Giter Club home page Giter Club logo

quicksphinx's Introduction

QuickSphinx

Using Docker? If so, here's a really quick and easy way to get started playing around with Sphinx!

###Contents###

  1. First Steps
  2. Real-time Index
  3. INSERT
  4. DELETE
  5. Convert Regular Index to Real-time Index
  6. TSVpipe Index
  7. Filter by JSON
  8. Filter by Multi-Valued Attribute
  9. Text Search
  10. Database Index
  11. Use Sample Data
  12. Use Custom Data
  13. Wildcard Example
  14. Distributed Index

##First Steps## ###Build### Go to the folder where you downloaded these files, and:

docker build -t quick/sphinx .

###Run###

docker run -d -p 9406:9406 quick/sphinx /sbin/my_init

Keep reading to learn about things to consider when using the Real-time index type, TSVpipe, or when connecting to a database.

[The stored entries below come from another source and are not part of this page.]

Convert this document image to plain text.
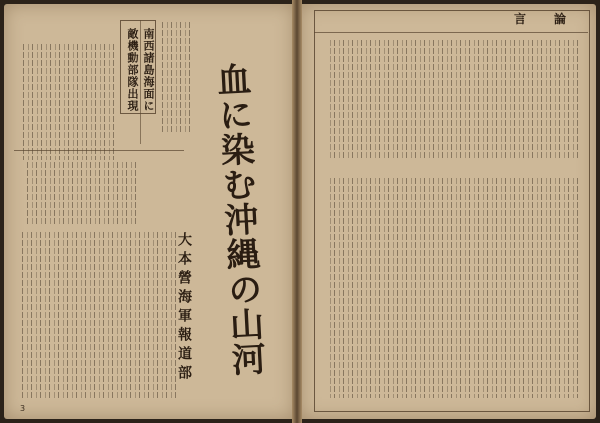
南西諸島海面に
敵機動部隊出現 血に染む沖縄の山河
大本營海軍報道部
3
言　論
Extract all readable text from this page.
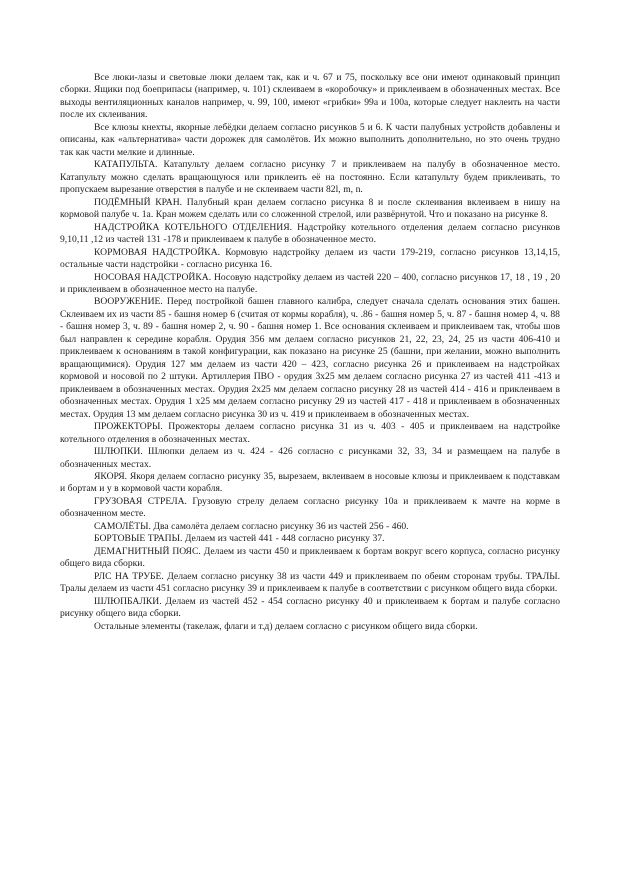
Все люки-лазы и световые люки делаем так, как и ч. 67 и 75, поскольку все они имеют одинаковый принцип сборки. Ящики под боеприпасы (например, ч. 101) склеиваем в «коробочку» и приклеиваем в обозначенных местах. Все выходы вентиляционных каналов например, ч. 99, 100, имеют «грибки» 99а и 100а, которые следует наклеить на части после их склеивания.

Все клюзы кнехты, якорные лебёдки делаем согласно рисунков 5 и 6. К части палубных устройств добавлены и описаны, как «альтернатива» части дорожек для самолётов. Их можно выполнить дополнительно, но это очень трудно так как части мелкие и длинные.

КАТАПУЛЬТА. Катапульту делаем согласно рисунку 7 и приклеиваем на палубу в обозначенное место. Катапульту можно сделать вращающуюся или приклеить её на постоянно. Если катапульту будем приклеивать, то пропускаем вырезание отверстия в палубе и не склеиваем части 82l, m, n.

ПОДЁМНЫЙ КРАН. Палубный кран делаем согласно рисунка 8 и после склеивания вклеиваем в нишу на кормовой палубе ч. 1а. Кран можем сделать или со сложенной стрелой, или развёрнутой. Что и показано на рисунке 8.

НАДСТРОЙКА КОТЕЛЬНОГО ОТДЕЛЕНИЯ. Надстройку котельного отделения делаем согласно рисунков 9,10,11 ,12 из частей 131 -178 и приклеиваем к палубе в обозначенное место.

КОРМОВАЯ НАДСТРОЙКА. Кормовую надстройку делаем из части 179-219, согласно рисунков 13,14,15, остальные части надстройки - согласно рисунка 16.

НОСОВАЯ НАДСТРОЙКА. Носовую надстройку делаем из частей 220 – 400, согласно рисунков 17, 18 , 19 , 20 и приклеиваем в обозначенное место на палубе.

ВООРУЖЕНИЕ. Перед постройкой башен главного калибра, следует сначала сделать основания этих башен. Склеиваем их из части 85 - башня номер 6 (считая от кормы корабля), ч. .86 - башня номер 5, ч. 87 - башня номер 4, ч. 88 - башня номер 3, ч. 89 - башня номер 2, ч. 90 - башня номер 1. Все основания склеиваем и приклеиваем так, чтобы шов был направлен к середине корабля. Орудия 356 мм делаем согласно рисунков 21, 22, 23, 24, 25 из части 406-410 и приклеиваем к основаниям в такой конфигурации, как показано на рисунке 25 (башни, при желании, можно выполнить вращающимися). Орудия 127 мм делаем из части 420 – 423, согласно рисунка 26 и приклеиваем на надстройках кормовой и носовой по 2 штуки. Артиллерия ПВО - орудия 3х25 мм делаем согласно рисунка 27 из частей 411 -413 и приклеиваем в обозначенных местах. Орудия 2х25 мм делаем согласно рисунку 28 из частей 414 - 416 и приклеиваем в обозначенных местах. Орудия 1 х25 мм делаем согласно рисунку 29 из частей 417 - 418 и приклеиваем в обозначенных местах. Орудия 13 мм делаем согласно рисунка 30 из ч. 419 и приклеиваем в обозначенных местах.

ПРОЖЕКТОРЫ. Прожекторы делаем согласно рисунка 31 из ч. 403 - 405 и приклеиваем на надстройке котельного отделения в обозначенных местах.

ШЛЮПКИ. Шлюпки делаем из ч. 424 - 426 согласно с рисунками 32, 33, 34 и размещаем на палубе в обозначенных местах.

ЯКОРЯ. Якоря делаем согласно рисунку 35, вырезаем, вклеиваем в носовые клюзы и приклеиваем к подставкам и бортам и у в кормовой части корабля.

ГРУЗОВАЯ СТРЕЛА. Грузовую стрелу делаем согласно рисунку 10а и приклеиваем к мачте на корме в обозначенном месте.

САМОЛЁТЫ. Два самолёта делаем согласно рисунку 36 из частей 256 - 460.

БОРТОВЫЕ ТРАПЫ. Делаем из частей 441 - 448 согласно рисунку 37.

ДЕМАГНИТНЫЙ ПОЯС. Делаем из части 450 и приклеиваем к бортам вокруг всего корпуса, согласно рисунку общего вида сборки.

РЛС НА ТРУБЕ. Делаем согласно рисунку 38 из части 449 и приклеиваем по обеим сторонам трубы. ТРАЛЫ. Тралы делаем из части 451 согласно рисунку 39 и приклеиваем к палубе в соответствии с рисунком общего вида сборки.

ШЛЮПБАЛКИ. Делаем из частей 452 - 454 согласно рисунку 40 и приклеиваем к бортам и палубе согласно рисунку общего вида сборки.

Остальные элементы (такелаж, флаги и т.д) делаем согласно с рисунком общего вида сборки.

##Option 0 (realtime index)##

With RT indexes, you just push data directly into the index with INSERT | REPLACE, or delete it with DELETE.

####INSERT | REPLACE####

{INSERT | REPLACE} INTO index [(column, ...)] VALUES (value, ...) [, (...)]

####DELETE####

mysql> DELETE FROM rt WHERE MATCH ('dumy') AND mva1>206;

So, to get started, just starting INSERTing! Or, you can also convert a regular index into a realtime index-- which is a really good idea if you're planning to insert a whole bunch of data at once. Just use indexer (build a regular indexer) and then convert it. This is optimal for a few reasons, which are discussed in more detail here.

####Like this:####

ATTACH INDEX diskindex TO RTINDEX rtindex

Just remember:

-Target RT index needs to be empty
-Source disk index needs to have index_sp=0, boundary_step=0, stopword_step=1.
-Source disk index needs to have an empty index_zones setting.

##Option 1 (tsvpipe index)##

Go watch a video where I run through all these steps, here.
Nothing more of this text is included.